The use of antibiotics is almost always recommended.
Please discuss this with your physician during your follow-up visit.
Additionally, it is important to pay attention to your lifestyle.
You can refer to https://www.shutien.org.tw/dr_doc_detail.aspx?bookid=60 for more information.
Reply Date: 2023/12/28
More Info
The relationship between Candida infection and chronic prostatitis is a complex topic that warrants careful consideration. Based on your detailed medical history, it appears that you have been experiencing a range of symptoms that could be indicative of chronic prostatitis, potentially exacerbated by a Candida infection.

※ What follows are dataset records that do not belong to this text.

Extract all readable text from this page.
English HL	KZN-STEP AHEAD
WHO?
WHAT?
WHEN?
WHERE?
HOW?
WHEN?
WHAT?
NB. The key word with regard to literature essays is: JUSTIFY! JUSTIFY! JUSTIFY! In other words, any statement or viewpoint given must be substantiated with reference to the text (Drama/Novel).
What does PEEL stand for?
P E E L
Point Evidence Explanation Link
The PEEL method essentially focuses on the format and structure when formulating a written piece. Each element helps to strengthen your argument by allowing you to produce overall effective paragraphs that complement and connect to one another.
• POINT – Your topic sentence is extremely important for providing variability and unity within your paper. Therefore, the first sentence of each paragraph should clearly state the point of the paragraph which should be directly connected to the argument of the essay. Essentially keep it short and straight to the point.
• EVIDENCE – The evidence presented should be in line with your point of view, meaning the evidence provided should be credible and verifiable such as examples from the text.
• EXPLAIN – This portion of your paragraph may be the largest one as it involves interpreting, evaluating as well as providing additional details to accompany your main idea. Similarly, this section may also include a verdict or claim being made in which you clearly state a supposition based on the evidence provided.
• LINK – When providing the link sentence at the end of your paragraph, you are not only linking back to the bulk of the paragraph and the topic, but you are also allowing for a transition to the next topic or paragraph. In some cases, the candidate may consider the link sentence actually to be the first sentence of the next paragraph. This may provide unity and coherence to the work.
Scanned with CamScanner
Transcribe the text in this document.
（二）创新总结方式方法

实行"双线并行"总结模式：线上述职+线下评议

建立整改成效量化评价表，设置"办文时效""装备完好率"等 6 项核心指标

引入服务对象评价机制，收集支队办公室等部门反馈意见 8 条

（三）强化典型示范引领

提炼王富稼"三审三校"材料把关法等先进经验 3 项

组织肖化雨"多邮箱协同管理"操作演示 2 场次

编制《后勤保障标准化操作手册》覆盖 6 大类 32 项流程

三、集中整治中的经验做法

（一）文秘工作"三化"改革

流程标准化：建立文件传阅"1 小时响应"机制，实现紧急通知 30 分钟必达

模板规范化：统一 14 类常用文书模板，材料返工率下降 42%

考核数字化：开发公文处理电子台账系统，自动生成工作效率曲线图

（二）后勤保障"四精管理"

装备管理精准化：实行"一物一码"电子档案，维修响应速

Chronic prostatitis, particularly the non-bacterial type, can be challenging to diagnose and treat. It is characterized by pelvic pain and urinary symptoms without evidence of a urinary tract infection. Your symptoms, including pain at the base of the penis, testicular discomfort, and pain during ejaculation, align with those commonly reported in chronic prostatitis cases.
The initial episode of pain and discomfort following sexual intercourse, along with the subsequent diagnosis of a Candida infection in your wife, raises the possibility of a sexually transmitted infection or a related inflammatory response. Candida, a type of yeast, can indeed cause infections in both men and women, leading to symptoms such as itching, redness, and discomfort in the genital area. While Candida infections are more commonly associated with vulvovaginal candidiasis in women, men can also experience balanitis (inflammation of the glans) due to Candida, which could explain your initial symptoms.
The treatment you received, including antibiotics and antifungal medications, may have had mixed results. Antibiotics can disrupt the normal flora of the body, potentially allowing for an overgrowth of Candida, which could explain why your symptoms worsened after antibiotic treatment. This phenomenon is known as antibiotic-associated candidiasis. In your case, the use of antibiotics may have inadvertently contributed to the persistence of your symptoms by allowing Candida to proliferate.
Given your ongoing symptoms and the lack of significant improvement with antibiotic therapy, it may be prudent to consider antifungal treatment. This could help address any underlying Candida overgrowth that may be contributing to your chronic prostatitis symptoms. Additionally, it is essential to evaluate whether there are any other underlying conditions, such as pelvic floor dysfunction or nerve entrapment, that could be contributing to your discomfort.
In terms of further evaluation, it would be beneficial to conduct a thorough examination, including a urinalysis and possibly a culture to check for Candida or other pathogens. A referral to a urologist or an infectious disease specialist who has experience with chronic prostatitis and fungal infections may also provide additional insights and treatment options.
In summary, while your symptoms may suggest chronic prostatitis, the potential role of Candida infection should not be overlooked. It is essential to approach your treatment holistically, considering both the possibility of fungal overgrowth and other contributing factors. A tailored treatment plan that includes antifungal therapy, lifestyle modifications, and possibly physical therapy for pelvic floor dysfunction may provide relief and improve your quality of life. Regular follow-ups with your healthcare provider will be crucial to monitor your progress and adjust your treatment as necessary.